Yo pienso y pienso, pero no se me ocurre
nada.
__ ¡Imagínate a nuestra hermana Lucha con un
arma, entonces es lucha armada!
__ ¡He-jé! ¡He-jé! –se ríe
Dora.”
[Víctor
Hernández. Cantarina (Cuento)
[1]]
Desde hace algunos años el discurso de la memoria en el Perú se
arroga el recuerdo sobre la guerra interna (entre la subversión y la
contrasubversión) que acaeció entre 1980 y 1992. Para tal fin se escribe
periódicamente al respecto, eventualmente se animan conversatorios, asimismo se
animan puestas fotográficas (como el caso Yuyanapaq entre otros) con cierta alegría
y emoción (posando para la foto claro está) y se insta a cierto sector de la
ciudadanía (generalmente limeña y de clase media) que hay que recordar “para
que no se repita”. Precisamente “Para que
no se repita” se ha convertido en el eslogan (o la consigna) que
generalmente uno escucha (o lee) cuando participa de tales eventos.
El “futuro” Museo de la Memoria apunta a ello y al parecer será el espacio
hegemónico de la memoria en el país.
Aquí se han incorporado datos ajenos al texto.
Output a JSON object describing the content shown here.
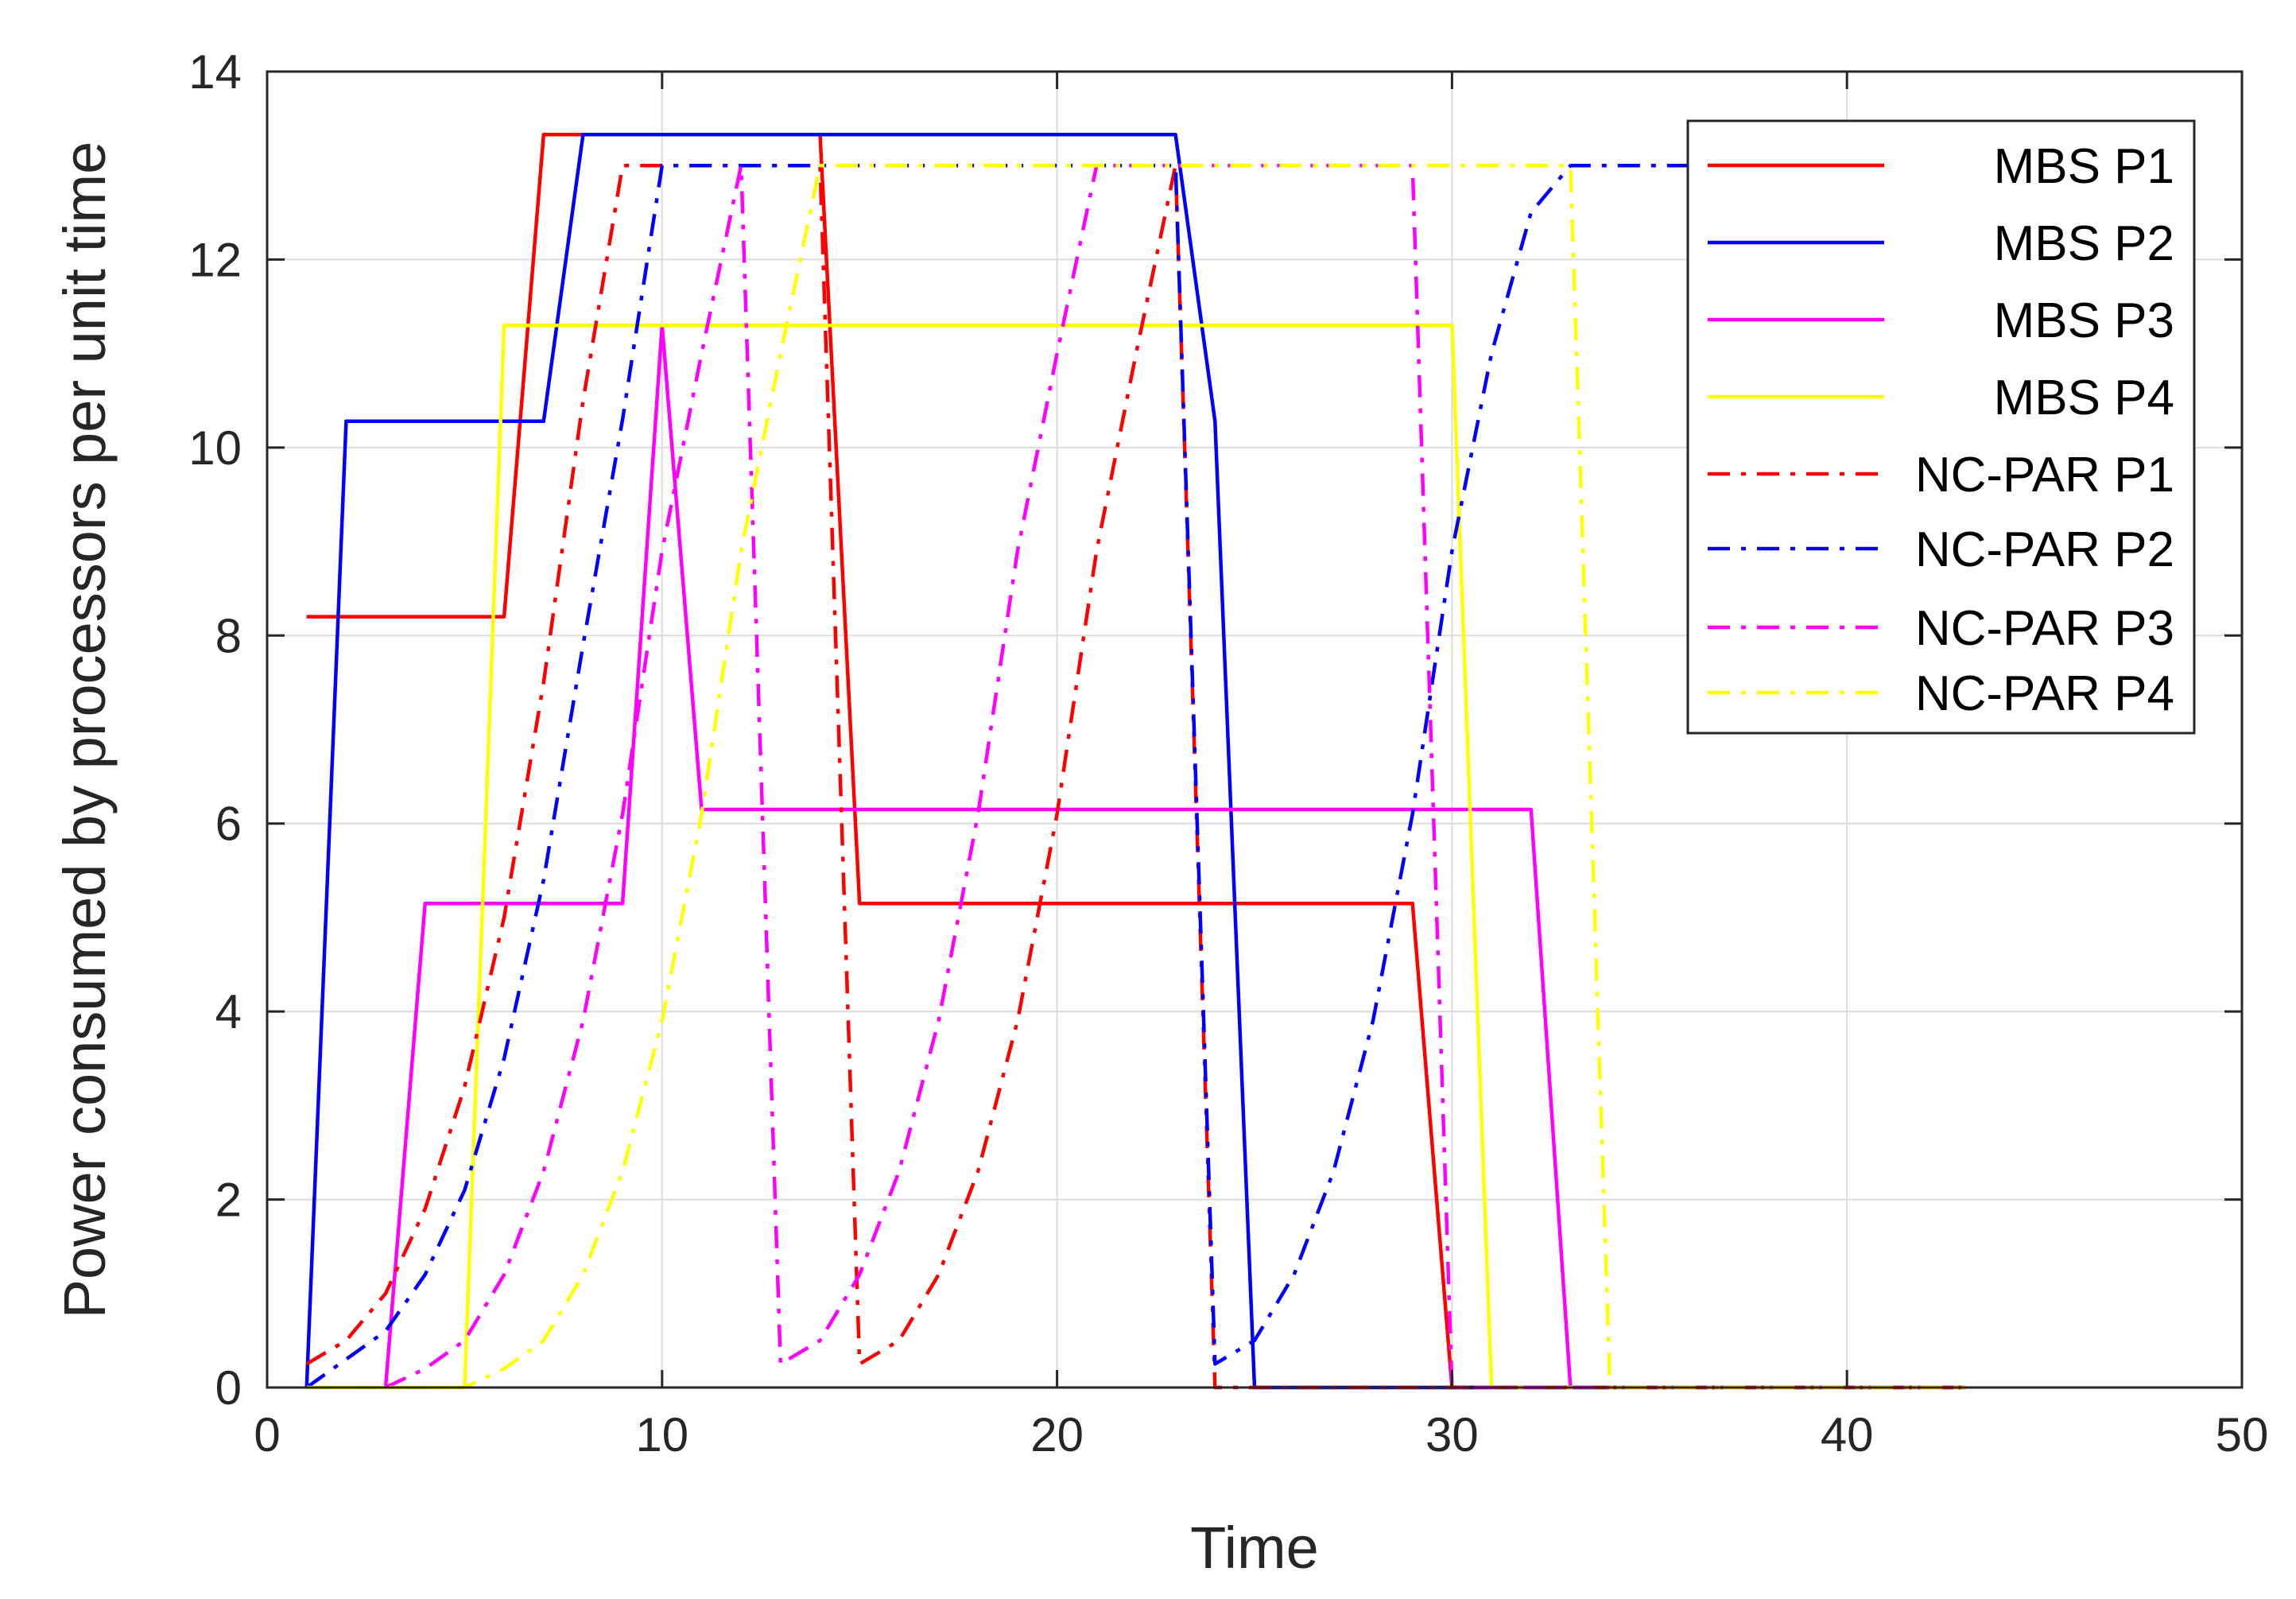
{
  "chart_data": {
    "type": "line",
    "title": "",
    "xlabel": "Time",
    "ylabel": "Power consumed  by processors per unit time",
    "xlim": [
      0,
      50
    ],
    "ylim": [
      0,
      14
    ],
    "xticks": [
      0,
      10,
      20,
      30,
      40,
      50
    ],
    "yticks": [
      0,
      2,
      4,
      6,
      8,
      10,
      12,
      14
    ],
    "grid": true,
    "legend_position": "top-right",
    "series": [
      {
        "name": "MBS P1",
        "color": "#ff0000",
        "style": "solid",
        "x": [
          1,
          6,
          7,
          14,
          15,
          29,
          30,
          43
        ],
        "y": [
          8.2,
          8.2,
          13.33,
          13.33,
          5.15,
          5.15,
          0,
          0
        ]
      },
      {
        "name": "MBS P2",
        "color": "#0000ff",
        "style": "solid",
        "x": [
          1,
          2,
          7,
          8,
          23,
          24,
          25,
          43
        ],
        "y": [
          0,
          10.28,
          10.28,
          13.33,
          13.33,
          10.28,
          0,
          0
        ]
      },
      {
        "name": "MBS P3",
        "color": "#ff00ff",
        "style": "solid",
        "x": [
          3,
          4,
          9,
          10,
          11,
          32,
          33,
          43
        ],
        "y": [
          0,
          5.15,
          5.15,
          11.3,
          6.15,
          6.15,
          0,
          0
        ]
      },
      {
        "name": "MBS P4",
        "color": "#ffff00",
        "style": "solid",
        "x": [
          1,
          5,
          6,
          30,
          31,
          43
        ],
        "y": [
          0,
          0,
          11.3,
          11.3,
          0,
          0
        ]
      },
      {
        "name": "NC-PAR P1",
        "color": "#ff0000",
        "style": "dashdot",
        "x": [
          1,
          2,
          3,
          4,
          5,
          6,
          7,
          8,
          9,
          14,
          15,
          16,
          17,
          18,
          19,
          20,
          21,
          22,
          23,
          24,
          43
        ],
        "y": [
          0.25,
          0.5,
          1.0,
          1.9,
          3.2,
          5.0,
          7.5,
          10.5,
          13.0,
          13.0,
          0.25,
          0.5,
          1.2,
          2.3,
          3.9,
          6.1,
          8.9,
          11.0,
          13.0,
          0,
          0
        ]
      },
      {
        "name": "NC-PAR P2",
        "color": "#0000ff",
        "style": "dashdot",
        "x": [
          1,
          2,
          3,
          4,
          5,
          6,
          7,
          8,
          9,
          10,
          23,
          24,
          25,
          26,
          27,
          28,
          29,
          30,
          31,
          32,
          33,
          36
        ],
        "y": [
          0,
          0.3,
          0.6,
          1.2,
          2.1,
          3.5,
          5.4,
          7.9,
          10.3,
          13.0,
          13.0,
          0.25,
          0.5,
          1.2,
          2.3,
          3.9,
          6.1,
          8.9,
          11.0,
          12.5,
          13.0,
          13.0
        ]
      },
      {
        "name": "NC-PAR P3",
        "color": "#ff00ff",
        "style": "dashdot",
        "x": [
          3,
          4,
          5,
          6,
          7,
          8,
          9,
          10,
          11,
          12,
          13,
          14,
          15,
          16,
          17,
          18,
          19,
          20,
          21,
          29,
          30,
          43
        ],
        "y": [
          0,
          0.2,
          0.5,
          1.2,
          2.3,
          3.9,
          6.1,
          8.9,
          11.0,
          13.0,
          0.25,
          0.5,
          1.2,
          2.3,
          3.9,
          6.1,
          8.9,
          11.0,
          13.0,
          13.0,
          0,
          0
        ]
      },
      {
        "name": "NC-PAR P4",
        "color": "#ffff00",
        "style": "dashdot",
        "x": [
          1,
          5,
          6,
          7,
          8,
          9,
          10,
          11,
          12,
          13,
          14,
          33,
          34,
          43
        ],
        "y": [
          0,
          0,
          0.2,
          0.5,
          1.2,
          2.3,
          3.9,
          6.1,
          8.9,
          11.0,
          13.0,
          13.0,
          0,
          0
        ]
      }
    ]
  }
}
Pero si uno repara en un detalle se dará
cuenta que el Perú ya cuenta con un “Museo de la Memoria” que se encuentra en
Ayacucho, un museo pequeño que cumple muy bien con su función (Inaugurado por la
ANFASEP desde el año 2005). Tal vez porque está muy lejos (para los limeños)
los que animan el discurso de la memoria
prefieren y consienten que se haga en Lima, pero no en cualquier parte de la
ciudad de Lima, sino cerca al mar (en Miraflores), para que sea un lugar “estupendo”
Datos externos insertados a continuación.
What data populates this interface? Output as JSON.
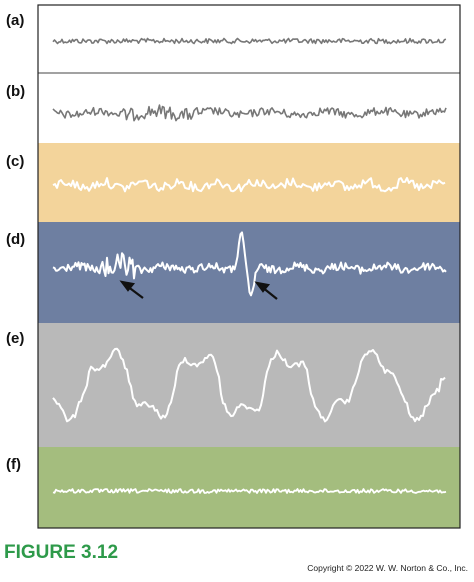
{
  "panels": [
    {
      "label": "(a)"
    },
    {
      "label": "(b)"
    },
    {
      "label": "(c)"
    },
    {
      "label": "(d)"
    },
    {
      "label": "(e)"
    },
    {
      "label": "(f)"
    }
  ],
  "figure_label": "FIGURE 3.12",
  "copyright": "Copyright © 2022 W. W. Norton & Co., Inc."
}
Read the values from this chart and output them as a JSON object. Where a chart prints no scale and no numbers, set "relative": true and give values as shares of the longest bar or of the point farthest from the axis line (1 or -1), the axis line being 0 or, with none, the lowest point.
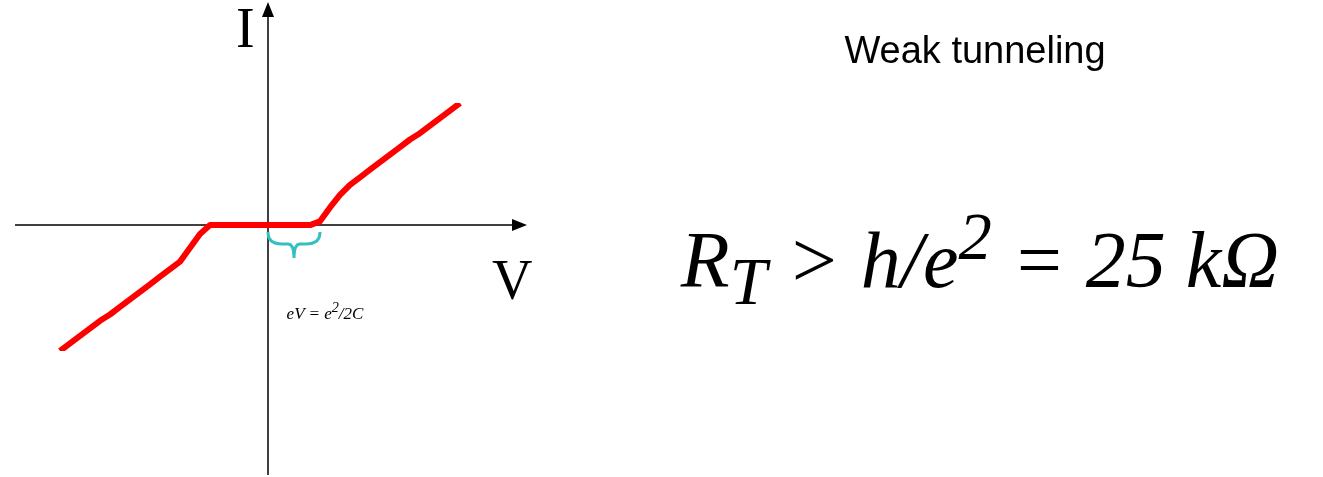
{
  "chart_data": {
    "type": "line",
    "relative": true,
    "xlabel": "V",
    "ylabel": "I",
    "categories": [
      null,
      null,
      null,
      null,
      null,
      null,
      null,
      null,
      null,
      null,
      null,
      null,
      null,
      null,
      null,
      null,
      null,
      null,
      null,
      null,
      null,
      null,
      null,
      null,
      null,
      null,
      null,
      null,
      null,
      null,
      null,
      null,
      null,
      null,
      null,
      null,
      null,
      null,
      null,
      null,
      null
    ],
    "series": [
      {
        "color": "#ff0000",
        "values": [
          -1.0,
          -0.94,
          -0.88,
          -0.82,
          -0.76,
          -0.71,
          -0.65,
          -0.59,
          -0.53,
          -0.47,
          -0.41,
          -0.35,
          -0.29,
          -0.18,
          -0.07,
          0,
          0,
          0,
          0,
          0,
          0,
          0,
          0,
          0,
          0,
          0,
          0.03,
          0.14,
          0.24,
          0.32,
          0.38,
          0.44,
          0.5,
          0.56,
          0.62,
          0.68,
          0.73,
          0.79,
          0.85,
          0.91,
          0.97
        ]
      }
    ],
    "annotations": [
      "Weak tunneling",
      "R$_{T}$ > h/e$^{2}$ = 25 kΩ",
      "eV = e$^{2}$/2C"
    ],
    "legend": false,
    "marker": "none",
    "line_style": "solid"
  }
}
para el sosiego, para que las cosas sigan tal como están: a espaldas de todas
las provincias del país, a espaldas del epicentro de los hechos. Una memoria
para que nada cambie.
Sintomático al respecto es que “ellos”, los que animan la memoria en el Perú, siempre hablan con tufillo paternalista y a la distancia de "los" desaparecidos y no, como muchos lo percibimos y lo sentimos, como nuestros desaparecidos, porque, lejos de los discursos oficiosos, de salón, de café o de plazuela, son nuestros desaparecidos.
Sintomático al respecto es que “ellos”, los que animan la memoria en el Perú, siempre hablan con tufillo paternalista y a la distancia de "los" desaparecidos y no, como muchos lo percibimos y lo sentimos, como nuestros desaparecidos, porque, lejos de los discursos oficiosos, de salón, de café o de plazuela, son nuestros desaparecidos.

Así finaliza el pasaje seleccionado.